Consider how a game becomes “high art” in gamer culture. The means by which we judge which ten year old game is significant is mostly artificial. Critics just choose games that they will then discuss in a more complex fashion. Using Shadow of the Colossus as an example, a blogger named Vanderblade explains how gaming websites elevated the game’s status. He comments, “Whether or not a videogame is highbrow depends largely on if the gaming community positions it and defines it as such. In the case of Shadow of the Colossus, the discourse surrounding the game clearly identifies it as culturally superior to most other games.” Although that specific example deals with the vagaries of highbrow video games, it also explores the same mechanism by which gamers select whether something is casual or hardcore. We just make it up.
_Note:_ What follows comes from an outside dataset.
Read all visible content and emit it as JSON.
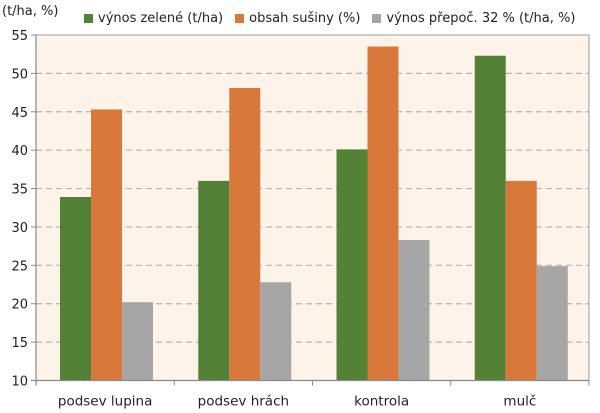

Video games have very recently attained their moment in the mainstream spotlight and the reaction is just starting to turn hostile. An example of a typical hardcore rant against casual games at Good Gear Guide places the blame squarely on Nintendo and the Wii for the downfall of video games. The author rants, “Call it a fad or a gimmick if you will, but this is exactly what the masses want — and they’re gatecrashing the party in their millions. Nintendo’s “come one, come all” approach to gaming has revolutionized our once-insular industry, with grannies, girlfriends and non-gamers all getting in on the action.” The hipster tone begins to set in once the article defines anything as hardcore that is not a “casual/party” game or put more colloquially, whatever is not mainstream. The symptoms of this do not just relate to Nintendo games either. The Halo 3 backlash is taking on somewhat mythic proportions as posters and message boards continue to complain that the game is not worthy of its popularity. Whatever your opinion on the game, a title doesn’t host over one billion multiplayer matches because it’s doing something wrong. Ultimately, the hardcore gamer will probably fall into the same cultural cycle as the hipster as it repudiates what is mainstream for the sake of remaining against such a culture. As Horning at PopMatters dryly jokes, “One can’t be against hipsters. Hipsterism consists of its own repudiation. Recognizing the existence of hipsters to a certain degree makes one a hipster.” One could easily say the same about hardcore gamers.